Although coal isn't the focus of this release about the University of Kentucky's work in converting waste plastic into liquid fuels, coal-to-liquid conversion technology is at the heart of the research this article describes. And, it is noted in the report that waste plastics can be liquefied with coal..
 
Explanatory note follows the excerpt:

"Waste plastic yields high-quality fuel oil.

Ironically, after all the trouble of reclaiming plastic waste from gooey trash, recycled products often cost more and look worse than virgin plastics -- a situation that displeases consumers.

But fuel chemists M. Mehdi Taghiei and his colleagues at the University of Kentucky in Lexington report a new, efficient way of converting plastic waste into high-quality, saturated fuel oil.

"It's good oil, too--much like imported crude oil," Taghiei said this week in Chicago at a meeting of the American Chemical Society. "This oil is even lighter and easier to refine into high-octane fuel than imported oil. It has no sulfur and fewer impurities." Similarly, the chemists found they could liquefy plastic with coal, also producing high-quality fuel.

The researchers mixed various types of plastic with zeolite catalysts, including HZSM-5 and tetralin

Furthermore, oil yields proved high: Milk jugs generated 86 percent oil, soda bottles, 93 percent. Polyethylene, another common soft plastic, eked out 88 percent. When liquefied with coal in a roughly half-and-half mixture, the plastics turned into even better oil.

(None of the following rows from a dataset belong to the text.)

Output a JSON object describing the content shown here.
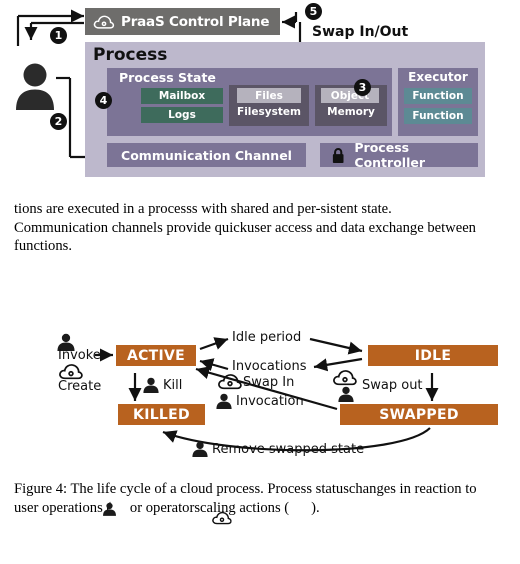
{
  "figure1": {
    "control_plane": {
      "label": "PraaS Control Plane",
      "icon": "cloud-icon",
      "bg": "#6e6d6b"
    },
    "process_panel": {
      "title": "Process",
      "bg": "#bdb8cc"
    },
    "process_state": {
      "title": "Process State",
      "bg": "#7c7496",
      "mailbox": "Mailbox",
      "logs": "Logs",
      "files": "Files",
      "filesystem": "Filesystem",
      "object": "Object",
      "memory": "Memory",
      "green": "#3e6b5c",
      "light_box": "#b5b2bd",
      "dark_box": "#5b5566"
    },
    "executor": {
      "title": "Executor",
      "function_1": "Function",
      "function_2": "Function",
      "teal": "#5d8a94"
    },
    "communication_channel": "Communication Channel",
    "process_controller": {
      "label": "Process Controller",
      "icon": "lock-icon"
    },
    "swap_label": "Swap In/Out",
    "badges": [
      {
        "number": "1"
      },
      {
        "number": "2"
      },
      {
        "number": "3"
      },
      {
        "number": "4"
      },
      {
        "number": "5"
      }
    ],
    "user_icon": "person-icon"
  },
  "paragraph": "tions are executed in a processs with shared and per-sistent state. Communication channels provide quickuser access and data exchange between functions.",
  "figure2": {
    "states": {
      "active": "ACTIVE",
      "idle": "IDLE",
      "killed": "KILLED",
      "swapped": "SWAPPED"
    },
    "state_color": "#b8621f",
    "labels": {
      "invoke": "Invoke",
      "create": "Create",
      "idle_period": "Idle period",
      "invocations": "Invocations",
      "kill": "Kill",
      "swap_in": "Swap In",
      "invocation": "Invocation",
      "swap_out": "Swap out",
      "remove_swapped_state": "Remove swapped state"
    }
  },
  "caption": {
    "part1": "Figure 4: The life cycle of a cloud process. Process statuschanges in reaction to user operations (",
    "part2": " or operatorscaling actions (",
    "part3": ")."
  }
}
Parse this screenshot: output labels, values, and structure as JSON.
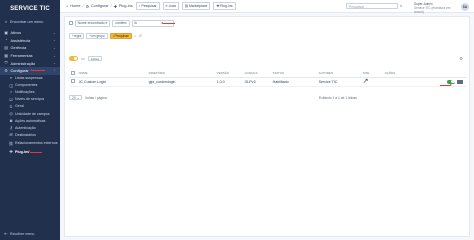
{
  "brand": "SERVICE TIC",
  "sidebar": {
    "search_label": "Encontrar um menu",
    "items": [
      {
        "label": "Ativos",
        "icon": "box-icon"
      },
      {
        "label": "Assistência",
        "icon": "headset-icon"
      },
      {
        "label": "Gerência",
        "icon": "wallet-icon"
      },
      {
        "label": "Ferramentas",
        "icon": "briefcase-icon"
      },
      {
        "label": "Administração",
        "icon": "shield-icon"
      },
      {
        "label": "Configurar",
        "icon": "gear-icon"
      }
    ],
    "subitems": [
      {
        "label": "Listas suspensas"
      },
      {
        "label": "Componentes"
      },
      {
        "label": "Notificações"
      },
      {
        "label": "Níveis de serviços"
      },
      {
        "label": "Geral"
      },
      {
        "label": "Unicidade de campos"
      },
      {
        "label": "Ações automáticas"
      },
      {
        "label": "Autenticação"
      },
      {
        "label": "Destinatários"
      },
      {
        "label": "Relacionamentos externos"
      },
      {
        "label": "Plug-ins"
      }
    ],
    "collapse_label": "Recolher menu"
  },
  "topbar": {
    "crumbs": [
      "Home",
      "Configurar",
      "Plug-ins"
    ],
    "buttons": [
      "Pesquisar",
      "Lista",
      "Marketplace",
      "Plug-ins"
    ],
    "search_placeholder": "Pesquisar",
    "user_name": "Super-Admin",
    "user_entity": "Service TIC (estrutura em árvore)",
    "avatar_initials": "SA"
  },
  "filter": {
    "field": "Nome encontrado e",
    "operator": "contém",
    "value": "ik"
  },
  "actions": {
    "rule": "regra",
    "group": "um grupo",
    "search": "Pesquisar"
  },
  "toolbar": {
    "ops": "Ações"
  },
  "table": {
    "headers": [
      "NOME",
      "DIRETÓRIO",
      "VERSÃO",
      "LICENÇA",
      "STATUS",
      "AUTORES",
      "SITE",
      "AÇÕES"
    ],
    "rows": [
      {
        "name": "JC Custom Login",
        "directory": "glpi_customlogin",
        "version": "1.0.0",
        "license": "GLPv3",
        "status": "Habilitado",
        "authors": "Service TIC"
      }
    ]
  },
  "pagination": {
    "per_page": "20",
    "per_page_label": "linhas / página",
    "showing": "Exibindo 1 a 1 de 1 linhas"
  },
  "colors": {
    "sidebar": "#21304d",
    "accent": "#f2b73d",
    "enabled": "#3aa14b",
    "marker": "#e53935"
  }
}
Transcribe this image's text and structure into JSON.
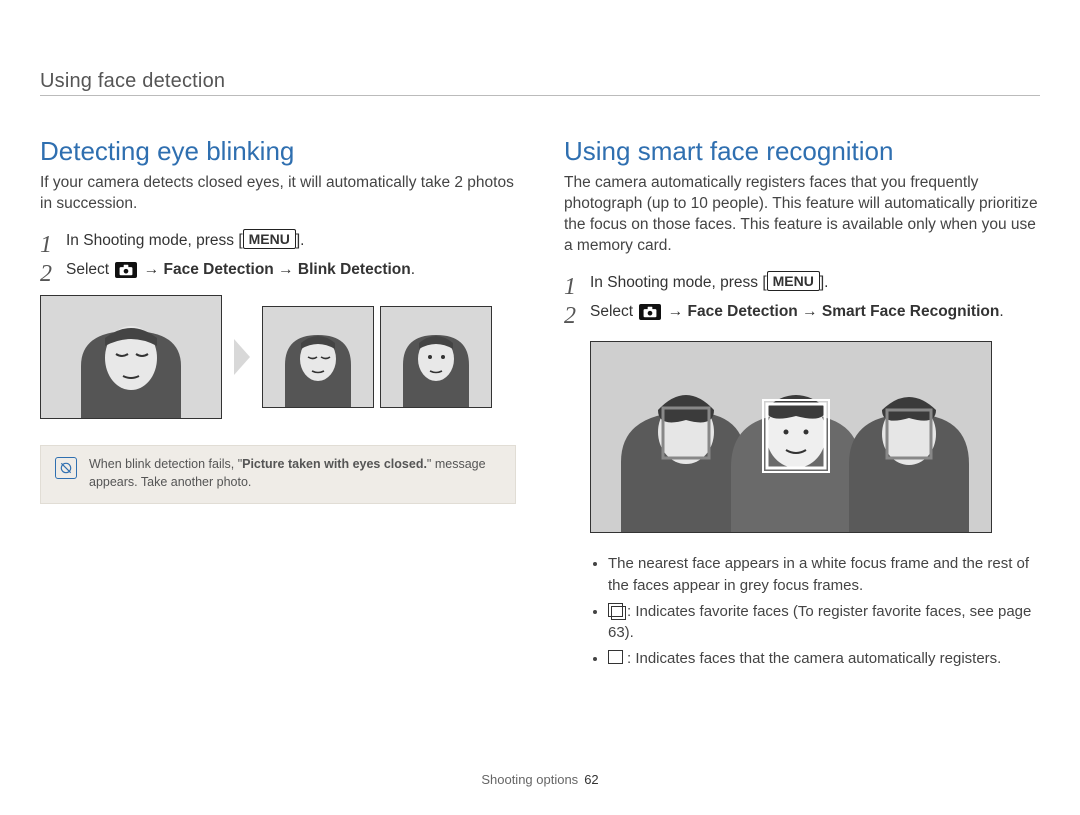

"In terms of the economics of this process, we have done some estimates," says Kentucky chemist Gerald P. Huffman, a coauthor of the report. "To convert coal and plastic simultaneously into oil right now costs about $27 or $28 per barrel, compared with $18 to $20 per barrel for imported oil. But we're quite confident that we can drive the cost of converted oil down to roughly the cost of imported oil. This process may be commercially viable within five to 10 years."

The reporter, we believe, seems to inadvertently and erroneously identify "tetralin", above, as a zeolite catalyst. It is not. It is, however, as we understand it, a Hydrogen-donor solvent employed by West Virginia University in their "West Virginia Process" for converting coal into liquid fuels and chemicals. The "HZSM-5" is, though, a zeolite, and likely to be the same one used by Exxon-Mobil in their "MTG" (r) process for converting methanol, derived from coal and other sources, into gasoline.

In any case, this research confirms that coal and some types of waste plastic can be converted together into liquid fuels. Coal can lead us to domestic liquid fuel self-sufficiency, and help us to clean up the environment, by enabling the profitable recycling of waste plastic, while it does so.